The governing conservative VMRO-DPMNE party won the December 11 snap general election in Macedonia gaining 51 seats in the parliament, two more than its main rival, but it will be difficult for the party to form a stable majority.
The election was intended to resolve the political crisis in the country, and if VMRO-DPMNE fails to form a stable government the crisis could be prolonged.
The latest election was the tightest race ever between the two parties. The opposition Social Democratic Union of Macedonia (SDSM) campaigned hard to overthrow Nikola Gruevski’s VMRO-DPMNE, which has ruled the country since 2006. It won 49 seats in the 123-seat parliament, helped by revelations of corruption among top VMRO-DPMNE officials revealed in the 2015 wiretapping scandal.

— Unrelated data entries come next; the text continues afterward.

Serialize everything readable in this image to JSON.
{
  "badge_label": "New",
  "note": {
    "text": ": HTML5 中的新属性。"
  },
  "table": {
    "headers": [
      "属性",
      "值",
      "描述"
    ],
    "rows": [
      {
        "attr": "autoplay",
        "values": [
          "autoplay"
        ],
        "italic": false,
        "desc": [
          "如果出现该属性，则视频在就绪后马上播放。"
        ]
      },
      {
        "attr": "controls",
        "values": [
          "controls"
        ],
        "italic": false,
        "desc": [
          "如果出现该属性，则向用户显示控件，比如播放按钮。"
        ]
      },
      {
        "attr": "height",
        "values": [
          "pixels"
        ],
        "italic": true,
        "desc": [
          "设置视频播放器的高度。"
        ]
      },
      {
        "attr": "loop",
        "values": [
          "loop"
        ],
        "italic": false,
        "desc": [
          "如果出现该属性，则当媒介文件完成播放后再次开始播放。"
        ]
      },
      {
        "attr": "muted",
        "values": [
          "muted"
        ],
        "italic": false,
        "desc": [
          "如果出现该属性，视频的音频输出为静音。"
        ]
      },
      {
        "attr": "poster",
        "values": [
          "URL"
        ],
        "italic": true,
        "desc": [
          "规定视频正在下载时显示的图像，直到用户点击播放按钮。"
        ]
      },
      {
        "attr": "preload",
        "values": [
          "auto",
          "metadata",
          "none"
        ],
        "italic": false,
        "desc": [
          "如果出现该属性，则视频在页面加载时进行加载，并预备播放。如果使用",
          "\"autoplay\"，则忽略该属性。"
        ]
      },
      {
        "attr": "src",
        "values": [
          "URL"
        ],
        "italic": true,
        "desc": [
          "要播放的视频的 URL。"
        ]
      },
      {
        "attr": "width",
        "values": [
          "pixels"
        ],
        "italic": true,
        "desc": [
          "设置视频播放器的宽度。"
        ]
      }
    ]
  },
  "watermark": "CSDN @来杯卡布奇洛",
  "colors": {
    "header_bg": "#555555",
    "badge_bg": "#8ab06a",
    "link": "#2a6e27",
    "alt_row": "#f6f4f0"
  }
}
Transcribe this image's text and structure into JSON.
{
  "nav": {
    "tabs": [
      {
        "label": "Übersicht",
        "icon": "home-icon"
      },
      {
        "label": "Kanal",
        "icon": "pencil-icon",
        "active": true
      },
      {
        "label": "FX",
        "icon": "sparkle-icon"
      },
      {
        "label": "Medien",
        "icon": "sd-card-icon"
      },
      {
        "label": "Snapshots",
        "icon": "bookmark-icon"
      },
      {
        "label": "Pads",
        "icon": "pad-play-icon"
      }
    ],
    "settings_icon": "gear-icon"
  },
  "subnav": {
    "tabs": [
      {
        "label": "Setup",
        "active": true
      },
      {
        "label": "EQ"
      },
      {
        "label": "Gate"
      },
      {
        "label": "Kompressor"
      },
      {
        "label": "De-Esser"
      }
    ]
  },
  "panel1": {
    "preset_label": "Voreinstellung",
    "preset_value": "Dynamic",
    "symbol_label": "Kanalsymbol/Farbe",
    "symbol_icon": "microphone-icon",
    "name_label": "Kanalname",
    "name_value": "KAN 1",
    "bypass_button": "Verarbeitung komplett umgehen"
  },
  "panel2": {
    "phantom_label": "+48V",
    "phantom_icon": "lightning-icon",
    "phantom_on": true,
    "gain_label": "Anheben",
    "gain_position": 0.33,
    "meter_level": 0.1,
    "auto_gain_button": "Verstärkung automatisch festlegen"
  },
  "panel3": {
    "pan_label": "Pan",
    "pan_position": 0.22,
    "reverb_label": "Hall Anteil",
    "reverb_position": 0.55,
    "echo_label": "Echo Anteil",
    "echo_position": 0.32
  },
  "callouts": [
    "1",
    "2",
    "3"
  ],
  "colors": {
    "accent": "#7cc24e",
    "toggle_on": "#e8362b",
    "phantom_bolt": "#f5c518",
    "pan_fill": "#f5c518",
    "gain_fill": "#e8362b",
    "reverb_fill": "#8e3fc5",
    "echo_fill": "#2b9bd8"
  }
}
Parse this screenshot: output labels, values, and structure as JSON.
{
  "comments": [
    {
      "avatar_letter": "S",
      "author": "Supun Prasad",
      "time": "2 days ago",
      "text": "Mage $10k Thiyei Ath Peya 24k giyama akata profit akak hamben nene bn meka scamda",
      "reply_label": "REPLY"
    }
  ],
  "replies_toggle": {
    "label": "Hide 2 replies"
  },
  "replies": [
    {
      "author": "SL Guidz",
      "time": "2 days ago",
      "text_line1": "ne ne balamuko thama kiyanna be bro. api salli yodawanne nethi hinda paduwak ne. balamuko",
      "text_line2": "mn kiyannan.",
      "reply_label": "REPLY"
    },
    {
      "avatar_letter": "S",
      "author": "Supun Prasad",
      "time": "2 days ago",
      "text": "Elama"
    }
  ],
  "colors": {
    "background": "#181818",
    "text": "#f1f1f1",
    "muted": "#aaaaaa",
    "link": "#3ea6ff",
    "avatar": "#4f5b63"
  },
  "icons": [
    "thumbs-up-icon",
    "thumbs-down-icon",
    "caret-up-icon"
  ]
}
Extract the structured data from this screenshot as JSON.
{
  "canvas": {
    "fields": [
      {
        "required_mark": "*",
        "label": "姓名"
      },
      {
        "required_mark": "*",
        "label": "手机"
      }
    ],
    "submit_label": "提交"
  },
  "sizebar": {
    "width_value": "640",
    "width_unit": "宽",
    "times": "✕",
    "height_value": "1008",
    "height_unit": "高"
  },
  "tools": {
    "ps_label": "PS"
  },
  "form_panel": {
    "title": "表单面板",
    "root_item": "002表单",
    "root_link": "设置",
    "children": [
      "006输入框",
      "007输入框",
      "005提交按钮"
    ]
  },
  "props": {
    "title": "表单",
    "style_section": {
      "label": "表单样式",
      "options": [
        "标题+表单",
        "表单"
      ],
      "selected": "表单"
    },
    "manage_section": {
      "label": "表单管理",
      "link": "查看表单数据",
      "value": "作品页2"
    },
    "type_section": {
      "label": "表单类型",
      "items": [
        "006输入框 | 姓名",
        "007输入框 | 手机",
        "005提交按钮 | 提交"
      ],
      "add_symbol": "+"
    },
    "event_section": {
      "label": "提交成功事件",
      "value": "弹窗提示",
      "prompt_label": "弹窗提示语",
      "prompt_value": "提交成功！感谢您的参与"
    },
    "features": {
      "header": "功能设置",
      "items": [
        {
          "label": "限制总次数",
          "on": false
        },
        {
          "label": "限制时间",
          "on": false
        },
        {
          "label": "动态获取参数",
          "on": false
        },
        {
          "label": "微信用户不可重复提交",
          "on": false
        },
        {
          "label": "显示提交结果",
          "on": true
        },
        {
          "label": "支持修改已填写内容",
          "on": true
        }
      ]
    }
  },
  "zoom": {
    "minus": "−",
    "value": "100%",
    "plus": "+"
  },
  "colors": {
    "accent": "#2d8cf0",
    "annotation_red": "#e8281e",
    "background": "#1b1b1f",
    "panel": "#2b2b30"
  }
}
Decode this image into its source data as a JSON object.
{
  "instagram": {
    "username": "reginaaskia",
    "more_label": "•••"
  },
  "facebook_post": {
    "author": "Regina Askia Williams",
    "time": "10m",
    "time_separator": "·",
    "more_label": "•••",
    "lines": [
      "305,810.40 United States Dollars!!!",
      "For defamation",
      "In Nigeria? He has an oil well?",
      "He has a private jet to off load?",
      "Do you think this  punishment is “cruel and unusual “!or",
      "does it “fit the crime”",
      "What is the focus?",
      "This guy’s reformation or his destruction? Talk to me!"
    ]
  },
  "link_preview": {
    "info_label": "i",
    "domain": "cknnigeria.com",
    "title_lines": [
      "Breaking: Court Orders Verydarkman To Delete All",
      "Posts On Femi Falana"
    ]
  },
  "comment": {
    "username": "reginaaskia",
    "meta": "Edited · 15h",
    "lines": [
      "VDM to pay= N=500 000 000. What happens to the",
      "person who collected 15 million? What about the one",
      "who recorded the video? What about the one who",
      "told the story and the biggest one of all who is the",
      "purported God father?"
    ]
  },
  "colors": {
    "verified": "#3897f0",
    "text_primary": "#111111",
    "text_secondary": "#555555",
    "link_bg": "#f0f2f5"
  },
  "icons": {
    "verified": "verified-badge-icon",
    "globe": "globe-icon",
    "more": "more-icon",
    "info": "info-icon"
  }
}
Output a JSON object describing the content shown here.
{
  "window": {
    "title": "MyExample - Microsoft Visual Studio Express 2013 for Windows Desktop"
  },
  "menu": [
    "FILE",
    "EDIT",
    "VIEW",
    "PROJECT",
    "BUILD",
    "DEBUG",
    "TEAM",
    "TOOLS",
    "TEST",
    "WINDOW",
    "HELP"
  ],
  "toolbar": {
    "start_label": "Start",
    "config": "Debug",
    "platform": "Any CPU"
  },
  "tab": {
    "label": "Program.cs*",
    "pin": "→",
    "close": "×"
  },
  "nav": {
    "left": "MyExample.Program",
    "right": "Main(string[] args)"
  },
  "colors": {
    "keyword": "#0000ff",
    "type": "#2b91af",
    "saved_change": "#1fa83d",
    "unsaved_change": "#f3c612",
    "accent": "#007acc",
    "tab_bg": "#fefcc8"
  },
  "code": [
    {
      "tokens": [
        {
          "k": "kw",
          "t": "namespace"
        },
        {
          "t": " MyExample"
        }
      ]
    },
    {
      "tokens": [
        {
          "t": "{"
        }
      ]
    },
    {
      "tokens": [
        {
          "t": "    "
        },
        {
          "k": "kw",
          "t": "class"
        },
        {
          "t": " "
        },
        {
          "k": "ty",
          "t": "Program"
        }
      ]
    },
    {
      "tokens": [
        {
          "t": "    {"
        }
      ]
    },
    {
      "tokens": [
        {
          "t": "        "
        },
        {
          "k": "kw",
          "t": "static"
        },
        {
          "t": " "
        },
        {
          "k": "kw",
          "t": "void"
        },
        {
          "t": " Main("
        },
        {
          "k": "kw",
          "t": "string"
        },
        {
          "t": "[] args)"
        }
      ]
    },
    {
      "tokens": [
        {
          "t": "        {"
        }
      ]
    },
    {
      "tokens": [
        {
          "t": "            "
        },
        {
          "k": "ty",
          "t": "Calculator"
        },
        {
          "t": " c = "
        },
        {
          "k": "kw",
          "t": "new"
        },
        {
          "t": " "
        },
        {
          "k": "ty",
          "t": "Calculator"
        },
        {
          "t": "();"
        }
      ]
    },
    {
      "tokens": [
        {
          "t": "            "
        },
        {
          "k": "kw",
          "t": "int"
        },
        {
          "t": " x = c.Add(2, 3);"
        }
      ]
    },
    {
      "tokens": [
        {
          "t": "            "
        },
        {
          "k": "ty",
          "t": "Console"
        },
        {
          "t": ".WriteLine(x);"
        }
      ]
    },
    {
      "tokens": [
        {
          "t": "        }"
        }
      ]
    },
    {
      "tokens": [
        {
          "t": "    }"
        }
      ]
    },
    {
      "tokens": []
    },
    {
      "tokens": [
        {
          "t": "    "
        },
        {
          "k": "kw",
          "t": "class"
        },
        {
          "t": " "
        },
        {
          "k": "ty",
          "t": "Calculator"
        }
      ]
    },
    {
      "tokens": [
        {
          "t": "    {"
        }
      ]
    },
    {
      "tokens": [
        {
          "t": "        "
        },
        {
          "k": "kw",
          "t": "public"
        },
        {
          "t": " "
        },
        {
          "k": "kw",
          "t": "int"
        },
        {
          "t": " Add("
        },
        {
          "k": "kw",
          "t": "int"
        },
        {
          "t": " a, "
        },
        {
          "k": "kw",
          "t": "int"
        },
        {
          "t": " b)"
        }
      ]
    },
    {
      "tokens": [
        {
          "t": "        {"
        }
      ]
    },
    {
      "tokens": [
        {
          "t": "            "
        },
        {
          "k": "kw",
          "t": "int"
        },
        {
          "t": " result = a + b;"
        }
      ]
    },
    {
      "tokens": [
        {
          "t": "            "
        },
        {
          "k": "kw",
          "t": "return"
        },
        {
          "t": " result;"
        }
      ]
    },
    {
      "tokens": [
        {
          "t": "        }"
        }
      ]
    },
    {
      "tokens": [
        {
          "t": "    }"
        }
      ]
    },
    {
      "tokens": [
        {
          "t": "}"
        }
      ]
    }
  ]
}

According to the state election commission (SEC) data, VMRO-DPMNE won 453,490 votes or 38.09% while SDSM gained 436,604 votes equivalent to 36.67%. Around 1.78mn were eligible to vote.
Turnout reached a record high of 66.86%, but it was over 70% in three of the six electoral districts. However, the diaspora probably will have no representatives due to the low turnout among Macedonians living abroad.
The ethnic Albanian Democratic Union for Integration (DUI), a minor partner in the outgoing government, will be represented by 10 MPs, the SEC said.
Three other ethnic Albanian parties will have representatives in the new parliament: the newly formed Besa and the Alliance for Albanians, as well as the more established Democratic Party of Albanians (DPA) with five, three and two seats respectively.
The main surprise in the election was the strong performance of the Besa party, which became the second political force representing Macedonia’s large Albanian minority.
Six parties and five coalitions participated in the election, but the other Macedonian contenders failed to secure a place in the parliament.
SEC president Aleksandar Cicakovski said on December 12 that only few complaints about the election results have been filed by political parties so far.
Prior to the announcement, VMRO-DPMNE’s official Vlatko Gjorcev urged the SEC to reveal the official results as quickly as possible to end the "agony of waiting".
“A whole night and day passed and SEC is still refraining from announcing the results. Do not even dare to fabricate the results,” Gjorcev was quoted by news agency MIA.
However, Cicakovski explained that SEC needed additional time to process data from the original ballots as there were concerns that the electronic results from some polling stations did not correspond with those of the original ballots.
Following the announcment, the EU high Representative/Vice-President Federica Mogherini and Commissioner Johannes Hahn said in a joint statement that the election offered Macedonia a crucial opportunity to renew a democratic, constructive dialogue to overcome the long-lasting political crisis and unite behind a common objective of Euro-Atlantic integration.
“Political parties need to act in an inclusive manner involving an active parliamentary opposition and a vibrant civil society,” the statement said.
EU officials said they expect a swift formation of the new parliament and the new government and urged for the implementation of reforms to address systemic rule of law issues.
“Government and opposition need to continue implementing previous political agreements in full, including supporting the work of the Special Prosecutor’s Office,” it said.
Earlier on December 12, the Russian ruling party United Russia of Vladimir Putin congratulated VMRO-DPMNE for the election victory.
"I would like to congratulate the VMRO-DPMNE party and all members of the coalition For Better Macedonia for this difficult and well-deserved victory,” the member of the State Duma Committee on Foreign Affairs, Sergey Zheleznyak, said in a party statement.
“I wish our Macedonian colleagues successful development of the internal political dialogue and achieve consensus on the formation of a new parliament and government,” Zheleznyak said.
The Organisation for Security and Co-operation in Europe (OSCE) said earlier that fundamental freedoms were generally respected during election in Macedonia, but that cases of voter intimidation and widespread pressure on civil servants were also reported.
According to the legal framework, the constitutive session of the new parliament should be held within 20 days following the elections. President Gjorge Ivanov should give the mandate to the leader of the winning party to form the new government 10 days after the constitutive session. The candidate for prime minister should propose new government within 20 days after that.